Field trips offer crash course in life skillsMay 10, 2019
By LEANN BURKE
HUNTINGBURG — Southridge Middle School seventh-grader Ezequiel Valenciano eagerly climbed into a front loader Thursday morning during a tour of the Huntingburg Street Department. When the tour came to the street sweeper, he climbed in that, too. And he sat in the driver’s seat of the pickup truck the department uses to pick up stray dogs and cats.
The street sweeper, he said, was his favorite.
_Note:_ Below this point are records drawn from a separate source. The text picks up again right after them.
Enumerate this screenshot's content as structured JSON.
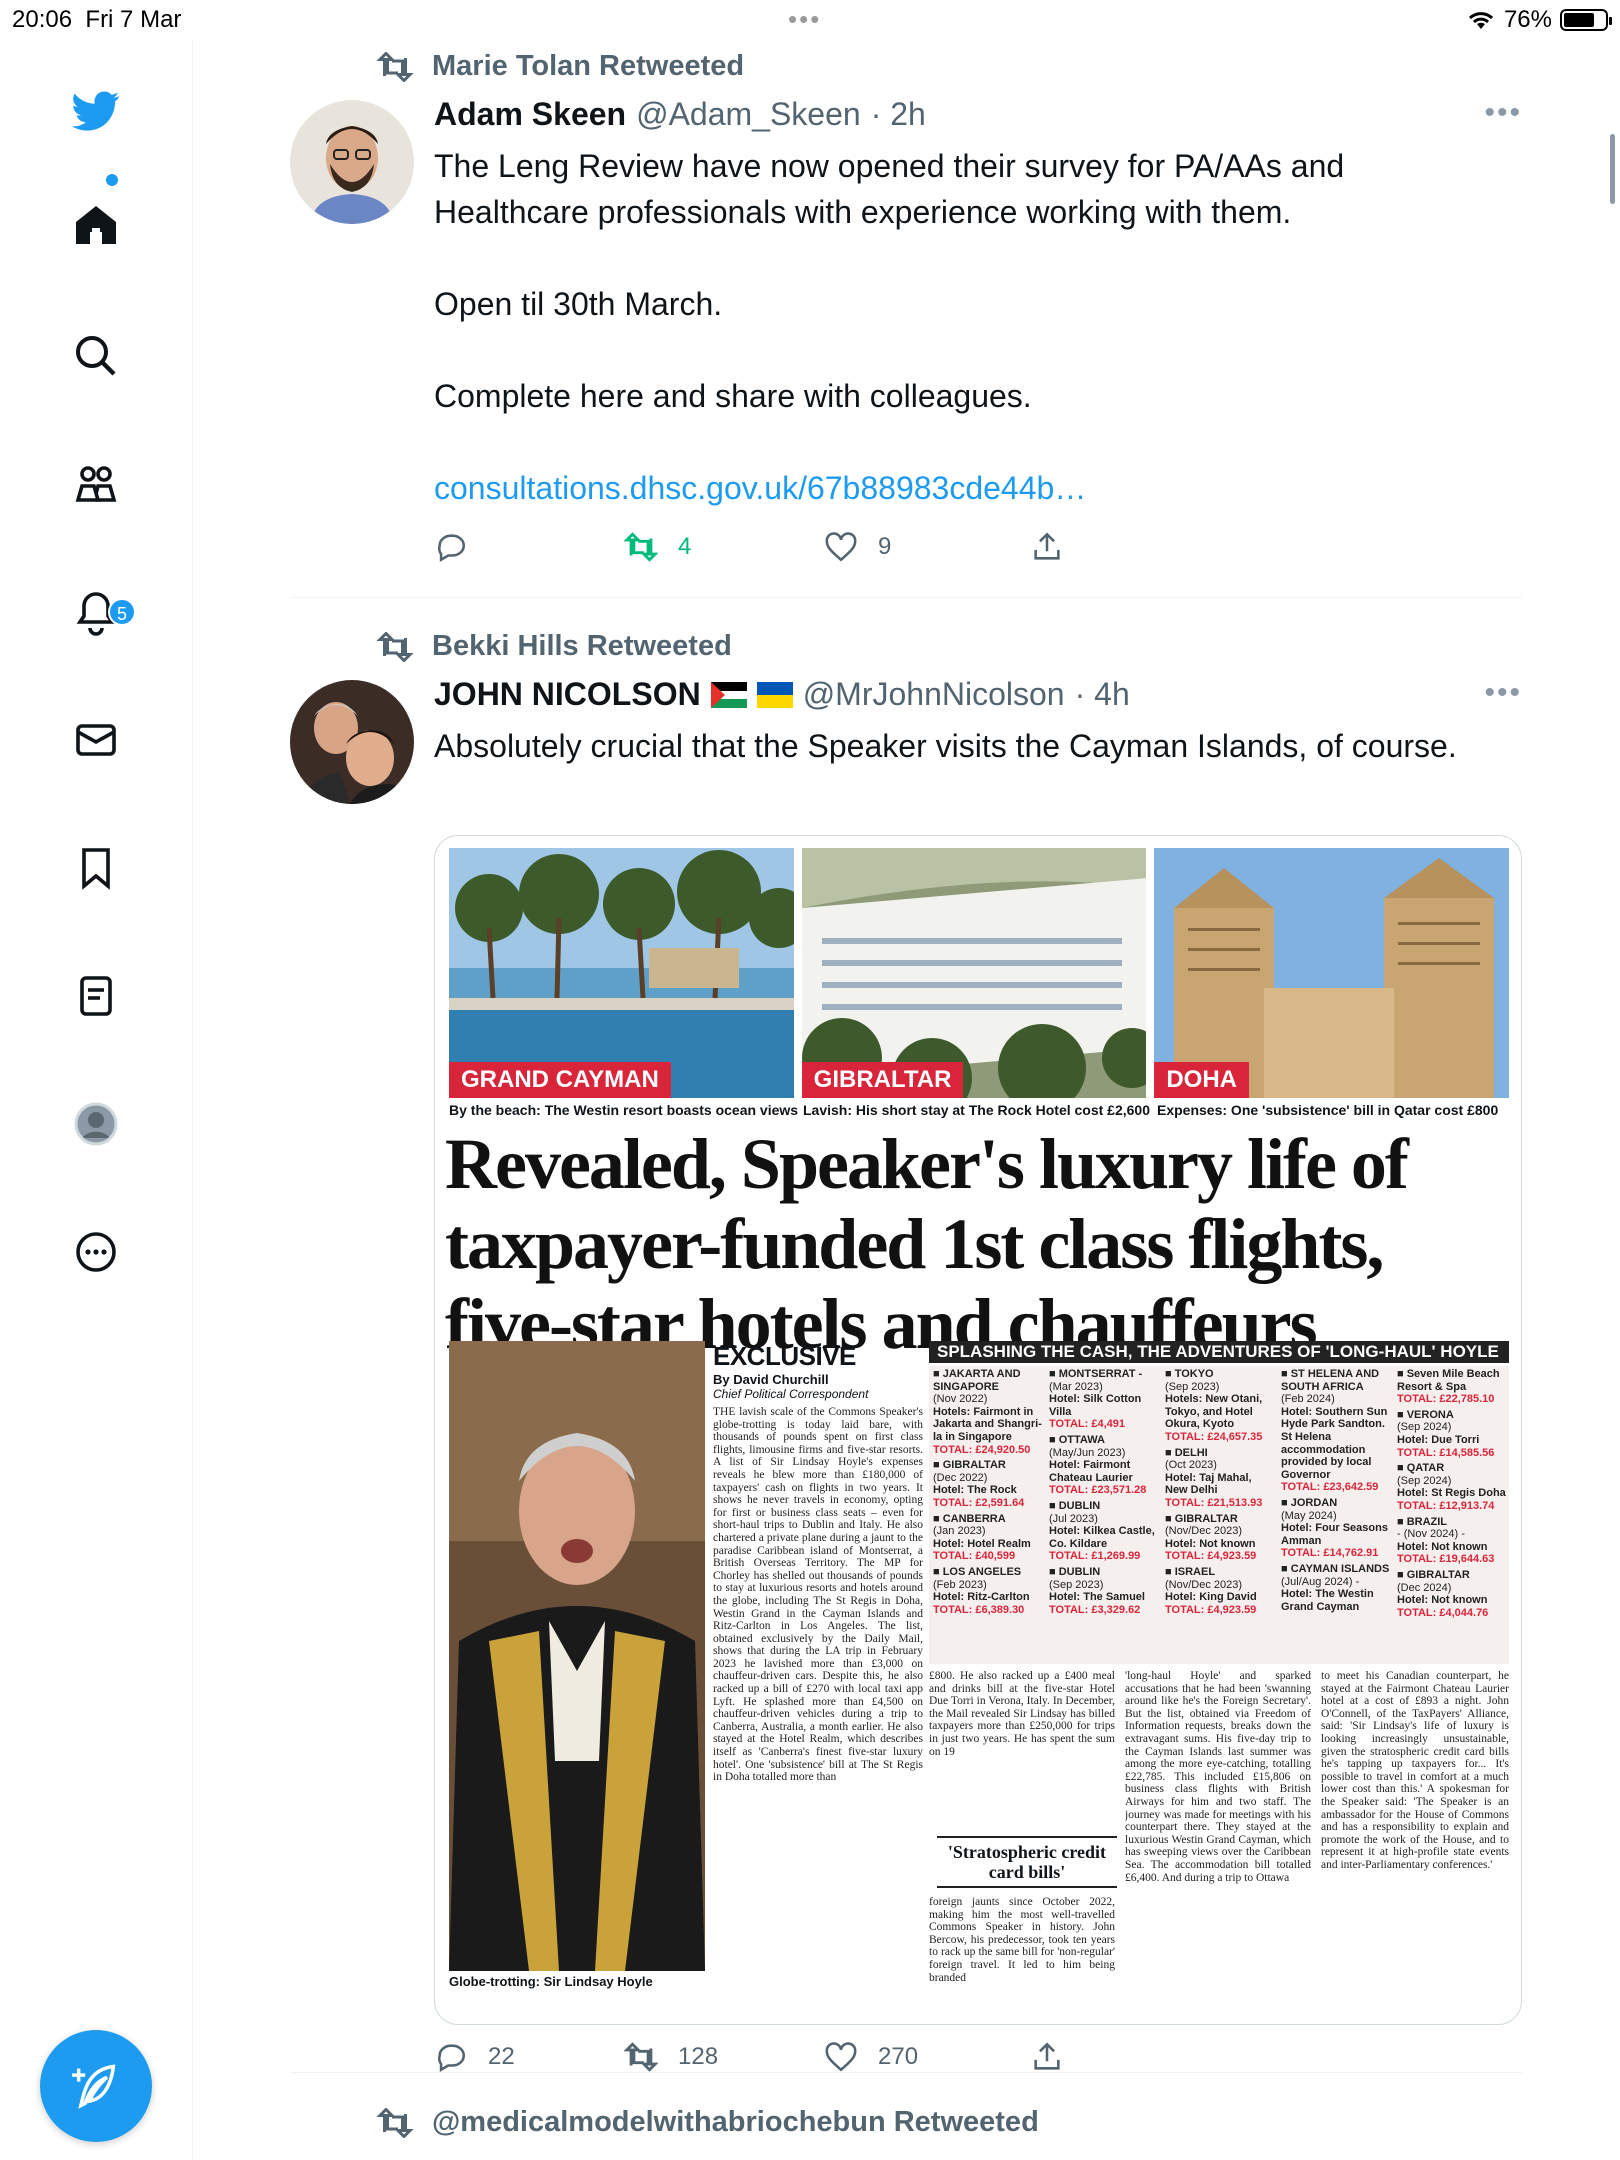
{
  "status_bar": {
    "time": "20:06",
    "date": "Fri 7 Mar",
    "battery": "76%",
    "battery_level": 0.76
  },
  "sidebar": {
    "notifications_badge": "5",
    "items": [
      "twitter-logo",
      "home",
      "search",
      "communities",
      "notifications",
      "messages",
      "bookmarks",
      "lists",
      "profile",
      "more"
    ]
  },
  "tweets": [
    {
      "retweeted_by": "Marie Tolan Retweeted",
      "name": "Adam Skeen",
      "handle": "@Adam_Skeen",
      "time": "· 2h",
      "lines": [
        "The Leng Review have now opened their survey for PA/AAs and Healthcare professionals with experience working with them.",
        "Open til 30th March.",
        "Complete here and share with colleagues."
      ],
      "link": "consultations.dhsc.gov.uk/67b88983cde44b…",
      "replies": "",
      "retweets": "4",
      "likes": "9"
    },
    {
      "retweeted_by": "Bekki Hills Retweeted",
      "name": "JOHN NICOLSON",
      "handle": "@MrJohnNicolson",
      "time": "· 4h",
      "text": "Absolutely crucial that the Speaker visits the Cayman Islands, of course.",
      "replies": "22",
      "retweets": "128",
      "likes": "270"
    },
    {
      "retweeted_by": "@medicalmodelwithabriochebun Retweeted"
    }
  ],
  "article": {
    "photo_tags": [
      "GRAND CAYMAN",
      "GIBRALTAR",
      "DOHA"
    ],
    "captions": [
      "By the beach: The Westin resort boasts ocean views",
      "Lavish: His short stay at The Rock Hotel cost £2,600",
      "Expenses: One 'subsistence' bill in Qatar cost £800"
    ],
    "headline": "Revealed, Speaker's luxury life of taxpayer-funded 1st class flights, five-star hotels and chauffeurs",
    "exclusive": "EXCLUSIVE",
    "byline": "By David Churchill",
    "role": "Chief Political Correspondent",
    "photo_caption": "Globe-trotting: Sir Lindsay Hoyle",
    "band": "SPLASHING THE CASH, THE ADVENTURES OF 'LONG-HAUL' HOYLE",
    "pull_quote": "'Stratospheric credit card bills'",
    "body_col1": "THE lavish scale of the Commons Speaker's globe-trotting is today laid bare, with thousands of pounds spent on first class flights, limousine firms and five-star resorts. A list of Sir Lindsay Hoyle's expenses reveals he blew more than £180,000 of taxpayers' cash on flights in two years. It shows he never travels in economy, opting for first or business class seats – even for short-haul trips to Dublin and Italy. He also chartered a private plane during a jaunt to the paradise Caribbean island of Montserrat, a British Overseas Territory. The MP for Chorley has shelled out thousands of pounds to stay at luxurious resorts and hotels around the globe, including The St Regis in Doha, Westin Grand in the Cayman Islands and Ritz-Carlton in Los Angeles. The list, obtained exclusively by the Daily Mail, shows that during the LA trip in February 2023 he lavished more than £3,000 on chauffeur-driven cars. Despite this, he also racked up a bill of £270 with local taxi app Lyft. He splashed more than £4,500 on chauffeur-driven vehicles during a trip to Canberra, Australia, a month earlier. He also stayed at the Hotel Realm, which describes itself as 'Canberra's finest five-star luxury hotel'. One 'subsistence' bill at The St Regis in Doha totalled more than",
    "body_col2a": "£800. He also racked up a £400 meal and drinks bill at the five-star Hotel Due Torri in Verona, Italy. In December, the Mail revealed Sir Lindsay has billed taxpayers more than £250,000 for trips in just two years. He has spent the sum on 19",
    "body_col2b": "foreign jaunts since October 2022, making him the most well-travelled Commons Speaker in history. John Bercow, his predecessor, took ten years to rack up the same bill for 'non-regular' foreign travel. It led to him being branded",
    "body_col3": "'long-haul Hoyle' and sparked accusations that he had been 'swanning around like he's the Foreign Secretary'. But the list, obtained via Freedom of Information requests, breaks down the extravagant sums. His five-day trip to the Cayman Islands last summer was among the more eye-catching, totalling £22,785. This included £15,806 on business class flights with British Airways for him and two staff. The journey was made for meetings with his counterpart there. They stayed at the luxurious Westin Grand Cayman, which has sweeping views over the Caribbean Sea. The accommodation bill totalled £6,400. And during a trip to Ottawa",
    "body_col4": "to meet his Canadian counterpart, he stayed at the Fairmont Chateau Laurier hotel at a cost of £893 a night. John O'Connell, of the TaxPayers' Alliance, said: 'Sir Lindsay's life of luxury is looking increasingly unsustainable, given the stratospheric credit card bills he's tapping up taxpayers for... It's possible to travel in comfort at a much lower cost than this.' A spokesman for the Speaker said: 'The Speaker is an ambassador for the House of Commons and has a responsibility to explain and promote the work of the House, and to represent it at high-profile state events and inter-Parliamentary conferences.'",
    "trips": [
      [
        {
          "place": "JAKARTA AND SINGAPORE",
          "date": "(Nov 2022)",
          "detail": "Hotels: Fairmont in Jakarta and Shangri-la in Singapore",
          "total": "TOTAL: £24,920.50"
        },
        {
          "place": "GIBRALTAR",
          "date": "(Dec 2022)",
          "detail": "Hotel: The Rock",
          "total": "TOTAL: £2,591.64"
        },
        {
          "place": "CANBERRA",
          "date": "(Jan 2023)",
          "detail": "Hotel: Hotel Realm",
          "total": "TOTAL: £40,599"
        },
        {
          "place": "LOS ANGELES",
          "date": "(Feb 2023)",
          "detail": "Hotel: Ritz-Carlton",
          "total": "TOTAL: £6,389.30"
        }
      ],
      [
        {
          "place": "MONTSERRAT -",
          "date": "(Mar 2023)",
          "detail": "Hotel: Silk Cotton Villa",
          "total": "TOTAL: £4,491"
        },
        {
          "place": "OTTAWA",
          "date": "(May/Jun 2023)",
          "detail": "Hotel: Fairmont Chateau Laurier",
          "total": "TOTAL: £23,571.28"
        },
        {
          "place": "DUBLIN",
          "date": "(Jul 2023)",
          "detail": "Hotel: Kilkea Castle, Co. Kildare",
          "total": "TOTAL: £1,269.99"
        },
        {
          "place": "DUBLIN",
          "date": "(Sep 2023)",
          "detail": "Hotel: The Samuel",
          "total": "TOTAL: £3,329.62"
        }
      ],
      [
        {
          "place": "TOKYO",
          "date": "(Sep 2023)",
          "detail": "Hotels: New Otani, Tokyo, and Hotel Okura, Kyoto",
          "total": "TOTAL: £24,657.35"
        },
        {
          "place": "DELHI",
          "date": "(Oct 2023)",
          "detail": "Hotel: Taj Mahal, New Delhi",
          "total": "TOTAL: £21,513.93"
        },
        {
          "place": "GIBRALTAR",
          "date": "(Nov/Dec 2023)",
          "detail": "Hotel: Not known",
          "total": "TOTAL: £4,923.59"
        },
        {
          "place": "ISRAEL",
          "date": "(Nov/Dec 2023)",
          "detail": "Hotel: King David",
          "total": "TOTAL: £4,923.59"
        }
      ],
      [
        {
          "place": "ST HELENA AND SOUTH AFRICA",
          "date": "(Feb 2024)",
          "detail": "Hotel: Southern Sun Hyde Park Sandton. St Helena accommodation provided by local Governor",
          "total": "TOTAL: £23,642.59"
        },
        {
          "place": "JORDAN",
          "date": "(May 2024)",
          "detail": "Hotel: Four Seasons Amman",
          "total": "TOTAL: £14,762.91"
        },
        {
          "place": "CAYMAN ISLANDS",
          "date": "(Jul/Aug 2024) -",
          "detail": "Hotel: The Westin Grand Cayman",
          "total": ""
        }
      ],
      [
        {
          "place": "Seven Mile Beach Resort & Spa",
          "date": "",
          "detail": "",
          "total": "TOTAL: £22,785.10"
        },
        {
          "place": "VERONA",
          "date": "(Sep 2024)",
          "detail": "Hotel: Due Torri",
          "total": "TOTAL: £14,585.56"
        },
        {
          "place": "QATAR",
          "date": "(Sep 2024)",
          "detail": "Hotel: St Regis Doha",
          "total": "TOTAL: £12,913.74"
        },
        {
          "place": "BRAZIL",
          "date": "- (Nov 2024) -",
          "detail": "Hotel: Not known",
          "total": "TOTAL: £19,644.63"
        },
        {
          "place": "GIBRALTAR",
          "date": "(Dec 2024)",
          "detail": "Hotel: Not known",
          "total": "TOTAL: £4,044.76"
        }
      ]
    ]
  },
  "colors": {
    "accent": "#1d9bf0",
    "retweet_green": "#00ba7c",
    "muted": "#536471",
    "paper_red": "#d9253a"
  }
}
Ezequiel and two of his classmates, seventh-graders Isaiah Drew and Derrick Moran, were on a life skills field trip as part of their studies in Erin Marshall’s special education class. Thursday’s trip was the sixth one the boys took in the last two weeks. Each trip featured visits to different businesses geared toward teaching the boys about skills and opportunities they’ll need after graduating high school.
Thursday’s trip started at Huntingburg City Hall where the boys learned about city government, then moved to the street department. From there, the boys visited Huntingburg Public Library, the post office and Old National Bank. On earlier trips, they visited AIM Academy in Jasper, which offers programs the boys can enroll in after high school, the Huntingburg fire and police departments and Dairy Queen. At Dairy Queen, the boys got to make their own ice cream cones.
“That’s a potential career for them,” Marshall said.
The trips gave the boys something fun and educational to do while their classmates took Indiana’s new standardized test, ILEARN. Due to their disabilities, Ezequiel, Isaiah and Derrick don’t take ILEARN. They take a different test at other times throughout the year.
The boys agreed they’d had a fun couple weeks of trips, and Isaiah liked to share his experience of “getting arrested” at the police station. On that trip, police officers let the boys try on handcuffs.
Thursday’s trips included a few special treats for the boys. Aside from getting to pretend to drive different street department equipment, the boys also got to dress like street department employees, donning hard hats, safety goggles, reflective vests and the Huntingburg Street Department’s orange T-shirts.
“The first thing we have to do when we hire somebody is get them outfitted,” Street Superintendent Jason Stamm explained as he handed out the equipment to the boys.
By the end of the tour, Isaiah thought he might like to work at the street department some day, especially if it meant he got to dig with the gold shovels used for groundbreaking ceremonies throughout the city.